How the entry is structured

Each KEV record follows a fixed field layout, and reading CVE-2026-7473 against it separates what the catalog asserts from what it leaves to other sources. The vendor field names Arista, and the product field names Extensible Operating System. The vulnerability-name field labels the issue an "Arista Extensible Operating System Incomplete Comparison with Missing Factors Vulnerability," restating the CWE-1023 classification in the catalog's own words. The date-added field records June 9, 2026, and the due-date field records June 23, 2026. The short-description field carries the single summarizing sentence quoted earlier, and the notes field collects the external references: the Arista security advisory and the National Vulnerability Database detail page for the CVE.

The known-ransomware-campaign-use field reads "Unknown" for this entry. Within the catalog's schema that value indicates the agency has not, in this record, linked the vulnerability to a documented ransomware campaign. It describes the state of the catalog's documentation rather than offering a prediction, and the value can be revised in later catalog updates. The figure reported here reflects the entry as it stood when it was added on June 9.

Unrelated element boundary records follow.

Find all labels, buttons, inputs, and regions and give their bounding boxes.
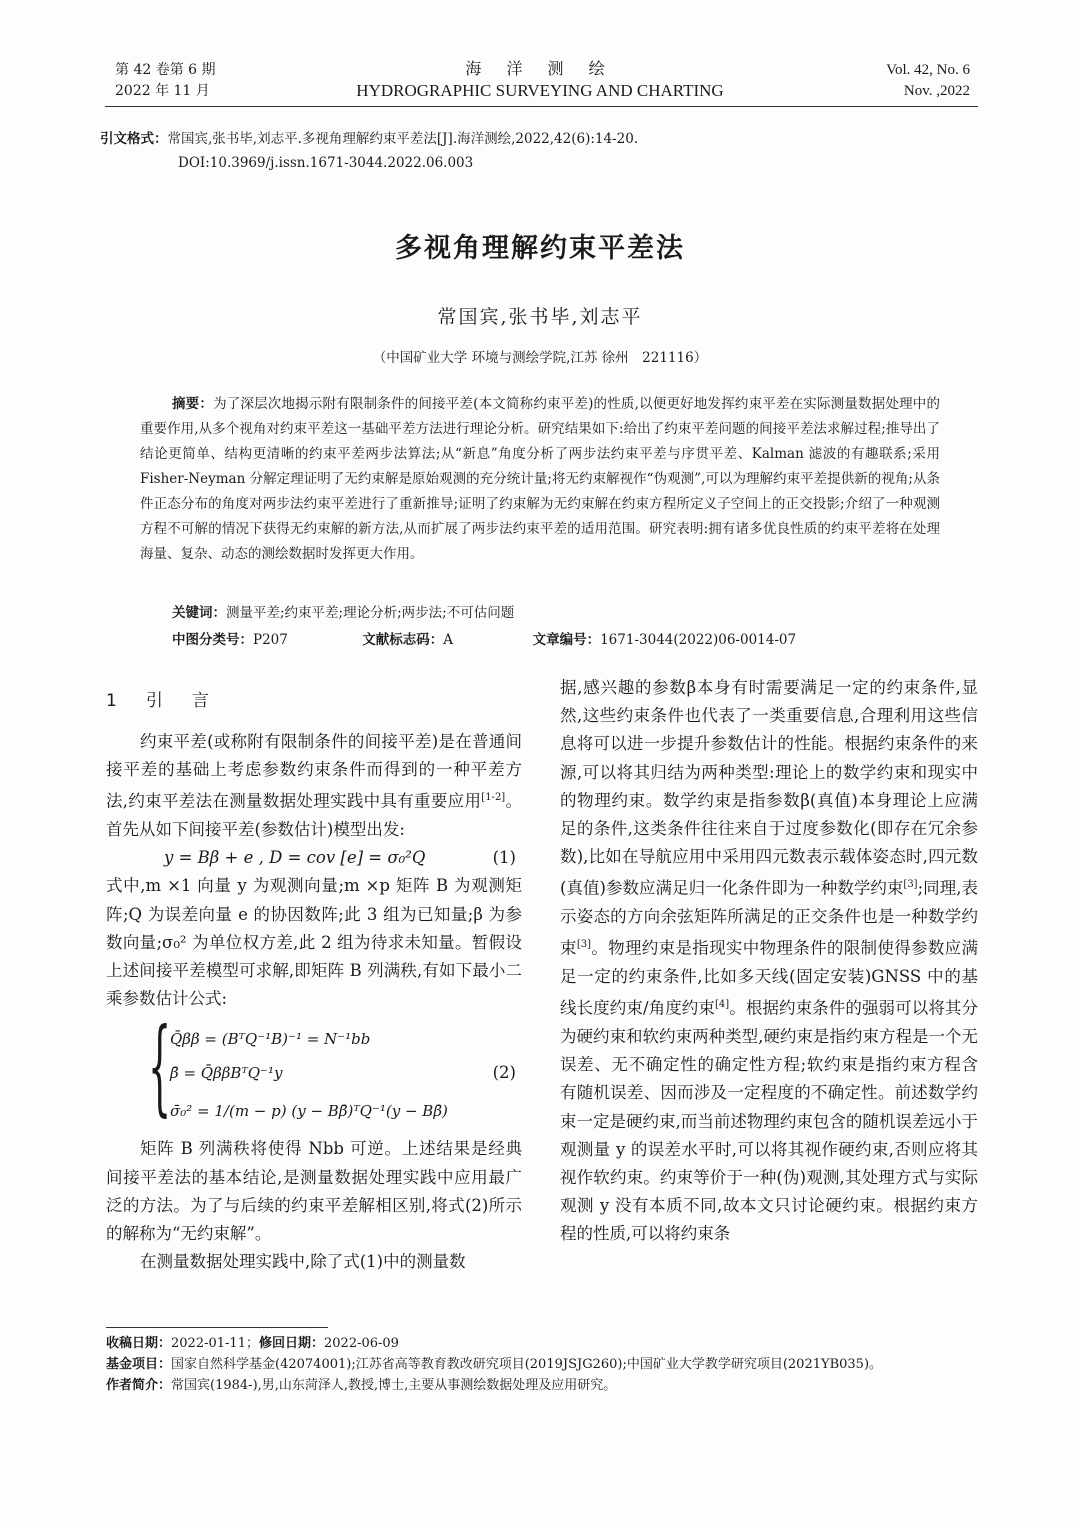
footnote-author: 作者简介：常国宾(1984-),男,山东菏泽人,教授,博士,主要从事测绘数据处理及应用研究。 <box>106 1378 617 1393</box>
equation-2-number: (2) <box>492 1063 516 1083</box>
paper-authors: 常国宾,张书毕,刘志平 <box>437 306 643 328</box>
equation-1 <box>106 844 522 872</box>
header-rule <box>105 106 978 107</box>
equation-2-brace: { <box>148 1005 172 1128</box>
doc-code-value: A <box>443 632 454 648</box>
classification-line <box>172 628 972 652</box>
article-number-label: 文章编号： <box>532 632 601 648</box>
right-paragraph: 据,感兴趣的参数β本身有时需要满足一定的约束条件,显然,这些约束条件也代表了一类重要信息,合理利用这些信息将可以进一步提升参数估计的性能。根据约束条件的来源,可以将其归结为两种类型:理论上的数学约束和现实中的物理约束。数学约束是指参数β(真值)本身理论上应满足的条件,这类条件往往来自于过度参数化(即存在冗余参数),比如在导航应用中采用四元数表示载体姿态时,四元数(真值)参数应满足归一化条件即为一种数学约束[3];同理,表示姿态的方向余弦矩阵所满足的正交条件也是一种数学约束[3]。物理约束是指现实中物理条件的限制使得参数应满足一定的约束条件,比如多天线(固定安装)GNSS 中的基线长度约束/角度约束[4]。根据约束条件的强弱可以将其分为硬约束和软约束两种类型,硬约束是指约束方程是一个无误差、无不确定性的确定性方程;软约束是指约束方程含有随机误差、因而涉及一定程度的不确定性。前述数学约束一定是硬约束,而当前述物理约束包含的随机误差远小于观测量 y 的误差水平时,可以将其视作硬约束,否则应将其视作软约束。约束等价于一种(伪)观测,其处理方式与实际观测 y 没有本质不同,故本文只讨论硬约束。根据约束方程的性质,可以将约束条 <box>560 678 979 1244</box>
doc-code-label: 文献标志码： <box>362 632 444 648</box>
citation-text: 常国宾,张书毕,刘志平.多视角理解约束平差法[J].海洋测绘,2022,42(6):14-20. <box>167 131 639 147</box>
header-date-cn: 2022 年 11 月 <box>115 83 210 99</box>
keywords-label: 关键词： <box>172 605 226 621</box>
equation-1-body: y = Bβ + e , D = cov [e] = σ₀²Q <box>164 848 426 868</box>
section-heading-introduction: 1 引 言 <box>106 691 215 711</box>
abstract-text: 为了深层次地揭示附有限制条件的间接平差(本文简称约束平差)的性质,以便更好地发挥约束平差在实际测量数据处理中的重要作用,从多个视角对约束平差这一基础平差方法进行理论分析。研究结果如下:给出了约束平差问题的间接平差法求解过程;推导出了结论更简单、结构更清晰的约束平差两步法算法;从“新息”角度分析了两步法约束平差与序贯平差、Kalman 滤波的有趣联系;采用 Fisher-Neyman 分解定理证明了无约束解是原始观测的充分统计量;将无约束解视作“伪观测”,可以为理解约束平差提供新的视角;从条件正态分布的角度对两步法约束平差进行了重新推导;证明了约束解为无约束解在约束方程所定义子空间上的正交投影;介绍了一种观测方程不可解的情况下获得无约束解的新方法,从而扩展了两步法约束平差的适用范围。研究表明:拥有诸多优良性质的约束平差将在处理海量、复杂、动态的测绘数据时发挥更大作用。 <box>140 396 940 562</box>
right-column <box>560 674 978 1249</box>
abstract-label: 摘要： <box>172 396 214 412</box>
equation-2-line-3: σ̄₀² = 1/(m − p) (y − Bβ̄)ᵀQ⁻¹(y − Bβ̄) <box>170 1102 448 1121</box>
left-column <box>106 728 522 1276</box>
clc-value: P207 <box>253 632 288 648</box>
header-date-en: Nov. ,2022 <box>903 83 970 99</box>
intro-paragraph-1: 约束平差(或称附有限制条件的间接平差)是在普通间接平差的基础上考虑参数约束条件而得到的一种平差方法,约束平差法在测量数据处理实践中具有重要应用[1-2]。首先从如下间接平差(参数估计)模型出发: <box>106 732 523 840</box>
footnote-dates: 收稿日期：2022-01-11；修回日期：2022-06-09 <box>106 1336 399 1351</box>
citation-doi: DOI:10.3969/j.issn.1671-3044.2022.06.003 <box>178 155 474 171</box>
header-journal-en: HYDROGRAPHIC SURVEYING AND CHARTING <box>356 81 724 100</box>
clc-label: 中图分类号： <box>172 632 253 648</box>
equation-2 <box>106 1005 522 1131</box>
equation-2-line-1: Q̄ββ = (BᵀQ⁻¹B)⁻¹ = N⁻¹bb <box>170 1030 371 1049</box>
footnote-fund: 基金项目：国家自然科学基金(42074001);江苏省高等教育教改研究项目(2019JSJG260);中国矿业大学教学研究项目(2021YB035)。 <box>106 1357 883 1372</box>
paper-title: 多视角理解约束平差法 <box>395 233 685 264</box>
keywords <box>172 601 514 625</box>
article-number-value: 1671-3044(2022)06-0014-07 <box>600 632 797 648</box>
citation-ref: [4] <box>714 999 730 1011</box>
citation-ref: [3] <box>903 879 918 891</box>
citation-ref: [1-2] <box>481 792 506 804</box>
equation-1-number: (1) <box>492 848 516 868</box>
header-volume-cn: 第 42 卷第 6 期 <box>115 62 216 78</box>
keywords-text: 测量平差;约束平差;理论分析;两步法;不可估问题 <box>226 605 515 621</box>
intro-paragraph-3: 矩阵 B 列满秩将使得 Nbb 可逆。上述结果是经典间接平差法的基本结论,是测量数据处理实践中应用最广泛的方法。为了与后续的约束平差解相区别,将式(2)所示的解称为“无约束解”。 <box>106 1139 522 1243</box>
intro-paragraph-4: 在测量数据处理实践中,除了式(1)中的测量数 <box>140 1252 466 1272</box>
citation-block <box>100 127 980 175</box>
footnotes <box>106 1333 986 1396</box>
header-volume-en: Vol. 42, No. 6 <box>886 62 970 78</box>
footnote-rule <box>106 1327 328 1328</box>
equation-2-line-2: β̄ = Q̄ββBᵀQ⁻¹y <box>170 1064 283 1083</box>
header-journal-cn: 海 洋 测 绘 <box>465 59 615 78</box>
abstract <box>140 392 940 567</box>
header-volume-en-block <box>886 60 970 102</box>
citation-ref: [3] <box>576 939 591 951</box>
intro-paragraph-2: 式中,m ×1 向量 y 为观测向量;m ×p 矩阵 B 为观测矩阵;Q 为误差向量 e 的协因数阵;此 3 组为已知量;β 为参数向量;σ₀² 为单位权方差,此 2 组为待求未知量。暂假设上述间接平差模型可求解,即矩阵 B 列满秩,有如下最小二乘参数估计公式: <box>106 876 522 1009</box>
paper-affiliation: （中国矿业大学 环境与测绘学院,江苏 徐州 221116） <box>372 350 708 366</box>
citation-label: 引文格式： <box>100 131 168 147</box>
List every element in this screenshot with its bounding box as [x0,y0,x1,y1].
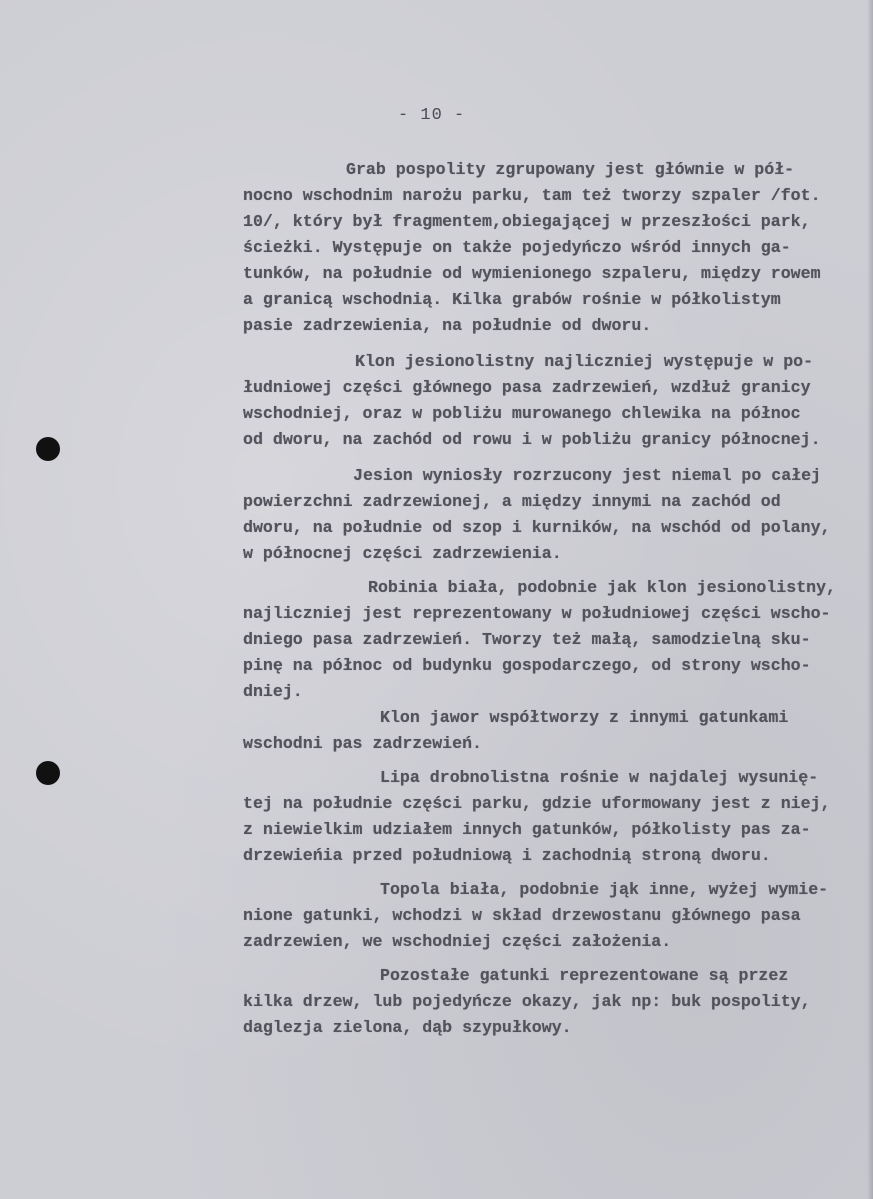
paragraph-line: tunków, na południe od wymienionego szpaleru, między rowem [243,264,821,283]
paragraph-line: 10/, który był fragmentem,obiegającej w przeszłości park, [243,212,811,231]
paragraph-line: z niewielkim udziałem innych gatunków, półkolisty pas za- [243,820,811,839]
paragraph-line: Robinia biała, podobnie jak klon jesionolistny, [368,578,837,597]
paragraph-line: zadrzewien, we wschodniej części założenia. [243,932,672,951]
paragraph-line: łudniowej części głównego pasa zadrzewień, wzdłuż granicy [243,378,811,397]
paragraph-line: pasie zadrzewienia, na południe od dworu. [243,316,652,335]
paragraph-line: nocno wschodnim narożu parku, tam też tworzy szpaler /fot. [243,186,821,205]
paragraph-line: powierzchni zadrzewionej, a między innymi na zachód od [243,492,781,511]
paragraph-line: dniej. [243,682,303,701]
paragraph-line: dworu, na południe od szop i kurników, na wschód od polany, [243,518,831,537]
page-number: - 10 - [398,106,466,125]
paragraph-line: dniego pasa zadrzewień. Tworzy też małą, samodzielną sku- [243,630,811,649]
paragraph-line: ścieżki. Występuje on także pojedyńczo wśród innych ga- [243,238,791,257]
paragraph-line: Topola biała, podobnie jąk inne, wyżej wymie- [380,880,829,899]
paragraph-line: od dworu, na zachód od rowu i w pobliżu granicy północnej. [243,430,821,449]
paragraph-line: Jesion wyniosły rozrzucony jest niemal po całej [353,466,822,485]
paragraph-line: a granicą wschodnią. Kilka grabów rośnie w półkolistym [243,290,781,309]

The required-action field is where the listing becomes an obligation for the agencies the directive covers. For CVE-2026-7473 that field directs covered parties to apply mitigations per vendor instructions, to follow applicable BOD 22-01 guidance for cloud services, or to discontinue use of the product if mitigations are unavailable. The catalog does not, in this entry, identify which specific deployments are affected or reachable; that determination rests with the operators of Arista EOS devices, who are directed to the vendor advisory for the version-level detail that defines whether a given switch falls within scope.